MARINERS MUST SOLVE THEIR MUDDLE IN THE MIDDLE

 Bob Dutton

Bob Dutton

   SEATTLE — The biggest concern emerging this week for the Mariners isn’t their ongoing inability to match up with Houston. That was a known deficiency — although the gap seems wider than ever after losing three of four at Safeco Field.

   A bigger issue looms in a bullpen that remains spotty despite a dominant Edwin Diaz at the back end. The relief corps has a 4.59 ERA through 17 games after Thursday’s 9-2 loss to the Astros in the series finale.

   Yes, it’s early, and small sample sizes can be notoriously misleading, but the Mariners’ top three set-up relievers —Juan Nicasio, Nick Vincent and Marc Rzepczynski — all have ERAs higher than 5.00.

   For now, forget challenging Houston in the American League West race. Those bullpen numbers will torpedo any chance the Mariners have at making a legitimate run for a wild-card spot in their quest to end a 16-year postseason drought.

   Let’s reset.

   Recall that general manager Jerry Dipoto, after losing out in the Shohei Ohtani sweepstakes, made no move to bolster the rotation. Dipoto said he addressed that need last year by adding Mike Leake, Marco Gonzales and Erasmo Ramirez in the season’s second half.

   Dipoto instead supplemented what was already viewed as a solid bullpen by signing Nicasio and adding depth through a series of smaller-print moves such as Chasen Bradford, Mike Morin, Shawn Armstrong and Dario Alvarez.

   But it was deeper than that.

Juan Nicasio gets Jorge Soler to hit into a fielder's choice to retire the side and make it out of the 8th inning unscathed.

   The Mariners’ approach represented a step toward an emerging industry trend to rely more heavily on the bullpen. They sought to build a deep stable of arms who, to some extent, could be shuttled between the big leagues and Triple-A Tacoma.

   Last year provided the Dipoto, manager Scott Servais and the entire Baseball Operations staff  a forced (and unwelcome) blueprint when injuries devastated their rotation.

   This year, though, THIS is the plan, and it underscores another cultural shift within the game.

   It wasn’t that long ago that clubs saw 1,000 combined innings from their rotation as a benchmark. No longer. A year ago, Washington led the majors with 973 innings from its starters. The Mariners, ravaged by injuries, only managed 870 2/3.

   This is a growing trend. No club reached 1,000 innings from its rotation in 2016, and only two clubs hit that target in 2015.

   Similarly, a true staff workhorse was, until recently, someone who pitched at least 200 innings, while anything less than 180 innings prompted concern regarding a starter’s durability as well as his reliability.

   Felix Hernandez posted eight straight seasons of 200-plus innings from 2008-15 but, a year ago, only 15 starters throughout baseball logged 200 innings, and none reached 215.

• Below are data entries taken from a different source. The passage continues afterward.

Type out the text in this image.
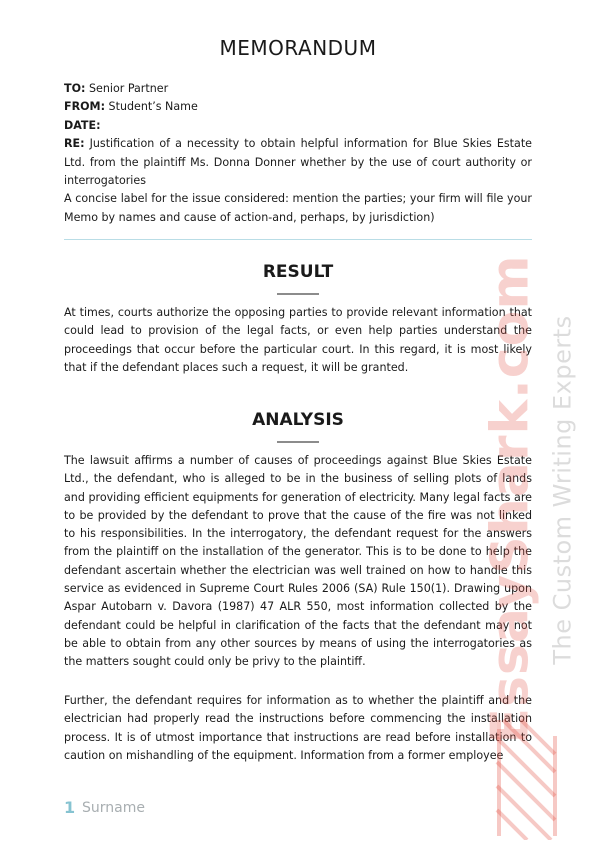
MEMORANDUM
TO: Senior Partner
FROM: Student’s Name
DATE:
RE: Justification of a necessity to obtain helpful information for Blue Skies Estate Ltd. from the plaintiff Ms. Donna Donner whether by the use of court authority or interrogatories
A concise label for the issue considered: mention the parties; your firm will file your Memo by names and cause of action-and, perhaps, by jurisdiction)
RESULT
At times, courts authorize the opposing parties to provide relevant information that could lead to provision of the legal facts, or even help parties understand the proceedings that occur before the particular court. In this regard, it is most likely that if the defendant places such a request, it will be granted.
ANALYSIS
The lawsuit affirms a number of causes of proceedings against Blue Skies Estate Ltd., the defendant, who is alleged to be in the business of selling plots of lands and providing efficient equipments for generation of electricity. Many legal facts are to be provided by the defendant to prove that the cause of the fire was not linked to his responsibilities. In the interrogatory, the defendant request for the answers from the plaintiff on the installation of the generator. This is to be done to help the defendant ascertain whether the electrician was well trained on how to handle this service as evidenced in Supreme Court Rules 2006 (SA) Rule 150(1). Drawing upon Aspar Autobarn v. Davora (1987) 47 ALR 550, most information collected by the defendant could be helpful in clarification of the facts that the defendant may not be able to obtain from any other sources by means of using the interrogatories as the matters sought could only be privy to the plaintiff.
Further, the defendant requires for information as to whether the plaintiff and the electrician had properly read the instructions before commencing the installation process. It is of utmost importance that instructions are read before installation to caution on mishandling of the equipment. Information from a former employee
1 Surname
EssayShark.com The Custom Writing Experts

   Further, only 34 pitchers made it to 180 innings in a starting role — barely one per club. Ariel Miranda led the Mariners with 158.

   That widespread decline in workload among starting pitchers is prompting debate regarding whether the 162-inning standard to qualify for the ERA title needs to be adjusted.

   Starting pitchers are now judged, increasingly, on whether they make it twice through the opposing lineup while keeping their club in the game. Being called a five-and-diver used to be a slur. Now, it’s a goal.

   That declining bar makes old-timers (and some no-so-old-timers) shudder, but the point here isn’t to dismiss the new standards. Doing so is pointless since they stem from from analytics, the bloodless science that increasingly rules the game.

   There are those who still rage against defensive shifts, but the numbers conform those shifts work far more often than they don’t. So, they’re not going away. Neither is the trend toward a higher reliance on the bullpen.

   No, the point here for the Mariners is much simpler. 

   In an era when bullpens are more important than ever, their relief corps is underperforming. Sure, we’re barely 10 percent into the season. And, yes, it could turn around. Fact is, though, it needs to turn around. Because right now, the Mariners’ bullpen is a concern. A growing one.